対して、55型以上の大型パネルで威力を発揮しているのが白色EL蒸着法であり、ここではLG電子が先行している。5月に入って、ソニー、パナソニックが相次いで、有機ELテレビを発表したが、これらのパネルはすべてLGディスプレイから供給を受けたものである。
白色EL蒸着法は、EL層を重ねて生まれる白色光を、カラーフィルターを通してRGBに単色化するという仕組みを採用。ボトムエミッションとなることから、開口率に制限があったり、省電力化にも課題があったりしたほか、小型化した際に性能を維持することが難しいという課題があった。
JOLEDが採用しているRGB印刷方式は、大型化に対するプロセス上の、省電力化でも性能上の、高精細化でも構造上の技術的制約がないことが特徴で、10~32型の中型パネルの生産には適している。
東入来 信博社長兼CEOは、「中型パネルの市場はサムスンともLG電子ともぶつからない市場であり、この分野から事業参入を図る。中型パネル市場では、医療用モニターやゲーミング用途、大画面タブレット、デジタルサイネージのほか、クルマや航空機、電車などの車載用途があり、市場の範囲は広い。だが、現時点での生産能力は月2300枚。20~32型モニターでは、液晶で年間1億台の需要がある。1%でも100万台。液晶の市場を取っていくということではなく、まずは、液晶がカバーできないような超ハイエンドの領域で、画質や薄さ、軽さなどの付加価値をベースに提案していくことになる」とする。
だが一方で「昨年の段階では多くの人が、スマホにここまで有機ELが採用されるとは思っていなかったのではないか。テレビでも同じような転換期がくる。小型(10型)から大型(100型)までをカバーできる印刷方式は、将来のデファクトになると考えている」とする。
大型パネルへの展開は、すでに55型のパネルを開発するなど、技術面では進展しているが生産設備に対する大型投資が必要になることから、アライアンス戦略を検討。一方、10型以下の小型パネルについては「現時点では材料の問題などもあり、小型化には課題が多いが、さらなる高精細化技術の開発に取り組んでおり、400ppiの実現に向けて、材料、装置の開発などにも着手している。課題が解決されれば、小型パネルの市場でも、印刷方式は戦っていける」とする。
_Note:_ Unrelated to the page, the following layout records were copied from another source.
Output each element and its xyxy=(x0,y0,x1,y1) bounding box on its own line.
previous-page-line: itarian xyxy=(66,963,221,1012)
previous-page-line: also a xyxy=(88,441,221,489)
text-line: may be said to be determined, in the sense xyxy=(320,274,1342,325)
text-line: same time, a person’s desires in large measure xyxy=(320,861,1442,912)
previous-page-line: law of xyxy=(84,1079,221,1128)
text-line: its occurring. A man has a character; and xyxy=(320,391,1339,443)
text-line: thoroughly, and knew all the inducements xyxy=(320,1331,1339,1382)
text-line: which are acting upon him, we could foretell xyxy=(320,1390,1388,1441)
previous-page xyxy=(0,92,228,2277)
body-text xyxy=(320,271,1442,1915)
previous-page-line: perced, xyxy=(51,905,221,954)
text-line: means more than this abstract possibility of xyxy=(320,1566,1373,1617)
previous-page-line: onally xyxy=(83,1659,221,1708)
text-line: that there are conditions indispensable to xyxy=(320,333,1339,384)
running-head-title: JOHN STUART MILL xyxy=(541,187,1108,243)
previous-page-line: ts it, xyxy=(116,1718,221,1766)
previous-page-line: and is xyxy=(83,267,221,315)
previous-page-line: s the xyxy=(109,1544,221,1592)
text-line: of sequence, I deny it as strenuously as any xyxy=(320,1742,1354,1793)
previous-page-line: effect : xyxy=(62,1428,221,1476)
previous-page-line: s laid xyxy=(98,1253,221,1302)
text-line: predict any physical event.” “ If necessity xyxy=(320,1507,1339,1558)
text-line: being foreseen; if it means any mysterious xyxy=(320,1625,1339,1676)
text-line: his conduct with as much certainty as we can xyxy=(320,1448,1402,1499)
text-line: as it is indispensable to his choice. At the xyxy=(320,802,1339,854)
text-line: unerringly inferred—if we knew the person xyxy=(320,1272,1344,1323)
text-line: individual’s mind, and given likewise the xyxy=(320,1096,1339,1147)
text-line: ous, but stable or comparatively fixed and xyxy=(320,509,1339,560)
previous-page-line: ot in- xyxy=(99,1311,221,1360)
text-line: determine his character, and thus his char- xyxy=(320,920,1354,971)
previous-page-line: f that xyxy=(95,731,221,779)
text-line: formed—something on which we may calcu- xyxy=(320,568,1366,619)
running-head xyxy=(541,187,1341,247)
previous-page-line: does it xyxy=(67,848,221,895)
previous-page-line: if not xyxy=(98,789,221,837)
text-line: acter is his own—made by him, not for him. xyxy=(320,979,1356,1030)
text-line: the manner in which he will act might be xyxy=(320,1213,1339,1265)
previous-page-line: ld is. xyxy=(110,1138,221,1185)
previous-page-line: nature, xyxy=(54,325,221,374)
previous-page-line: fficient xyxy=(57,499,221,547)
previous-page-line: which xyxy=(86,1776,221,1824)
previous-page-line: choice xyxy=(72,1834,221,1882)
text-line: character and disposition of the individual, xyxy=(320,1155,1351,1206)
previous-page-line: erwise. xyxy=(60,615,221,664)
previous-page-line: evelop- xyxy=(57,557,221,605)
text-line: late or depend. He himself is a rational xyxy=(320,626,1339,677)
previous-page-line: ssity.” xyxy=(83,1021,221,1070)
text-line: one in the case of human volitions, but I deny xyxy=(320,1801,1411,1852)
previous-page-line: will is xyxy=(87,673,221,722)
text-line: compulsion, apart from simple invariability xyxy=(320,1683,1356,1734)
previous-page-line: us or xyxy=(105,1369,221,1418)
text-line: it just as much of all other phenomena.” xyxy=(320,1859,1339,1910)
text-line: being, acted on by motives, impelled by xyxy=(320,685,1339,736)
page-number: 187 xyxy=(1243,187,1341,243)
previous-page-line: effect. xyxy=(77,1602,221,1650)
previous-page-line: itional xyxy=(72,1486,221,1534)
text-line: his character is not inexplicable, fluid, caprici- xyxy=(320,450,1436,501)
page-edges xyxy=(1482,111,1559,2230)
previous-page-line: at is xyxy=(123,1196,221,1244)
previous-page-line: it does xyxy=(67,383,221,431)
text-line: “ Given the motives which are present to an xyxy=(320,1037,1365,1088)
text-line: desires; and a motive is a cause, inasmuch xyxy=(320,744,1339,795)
小型パネル市場はサムスンだけでなく、ジャパンディスプレイも液晶パネルや蒸着式有機ELパネルで展開している市場。「このタイミングで印刷方式の有機ELパネルが小型化できているのであれば、印刷方式でいきたい。だが、それは不可能である。その観点からジャパンディスプレイは、小型パネルは蒸着でやり抜くことを決めた」などと説明。印刷方式の今後の技術開発の進展次第では、将来は印刷方式によってJOLEDがこの市場に参入する可能性も示唆してみせた。
有機ELは各画素に形成した素子自身が発光する自発光デバイスであり、高い表示品質を実現。薄型軽量、高速応答、コントラスト比が高い、といった特徴がある。
いよいよ「日の丸有機EL」が本格的にスタートする。この市場においてJOLEDはどれだけの存在感を発揮できるのだろうか。